Reflecting on his JSU tenure as a student, he showed deep gratitude towards the encouraging faculty within the College of Business, more specifically former Accounting Chair Dr. Quinton Booker, who encouraged him to trust in his skillset and apply to the nation’s top-accounting firms, which led to him receiving multiple offers from all firms he applied to.

“Professor Quinton was more than a teacher that discussed solely the business aspects of society. He was truly a mentor in my life. He was a part of my support system. He spoke wisdom into me about life, achieving my goals and encouraged me to reach beyond what I believed was possible.”

With a large portion of his colleagues having attended other prestigious institutions such as Harvard and Stanford, Tatum said he took immense pride in being able to represent his HBCU.

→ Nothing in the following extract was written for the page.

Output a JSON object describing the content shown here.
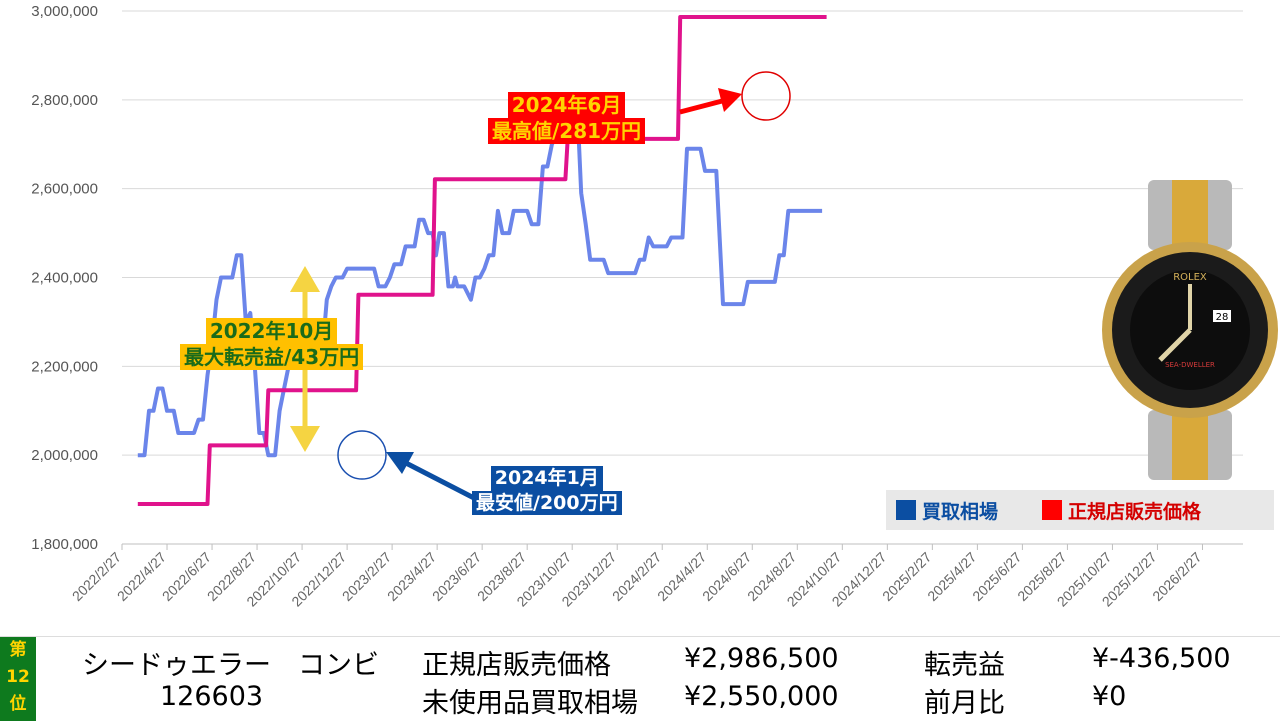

(Charles A. Smith/University Communications)

(Charles A. Smith/University Communications)

Excited about the future of Jackson State, Tatum expressed how extremely pleased he is with the development of the institution and the increased national awareness surrounding Jackson State. It is his desire that his financial investment, along with others, will generate a seismic shift within the alumni base and encourage others to aid in building up the institution that once shaped who he has become today.

“If I can give and encourage others to, then I believe we can grow, I believe we can expand our capacity even further, and continue to drive our mission. People will come, and people will go, but our institution will always be here.”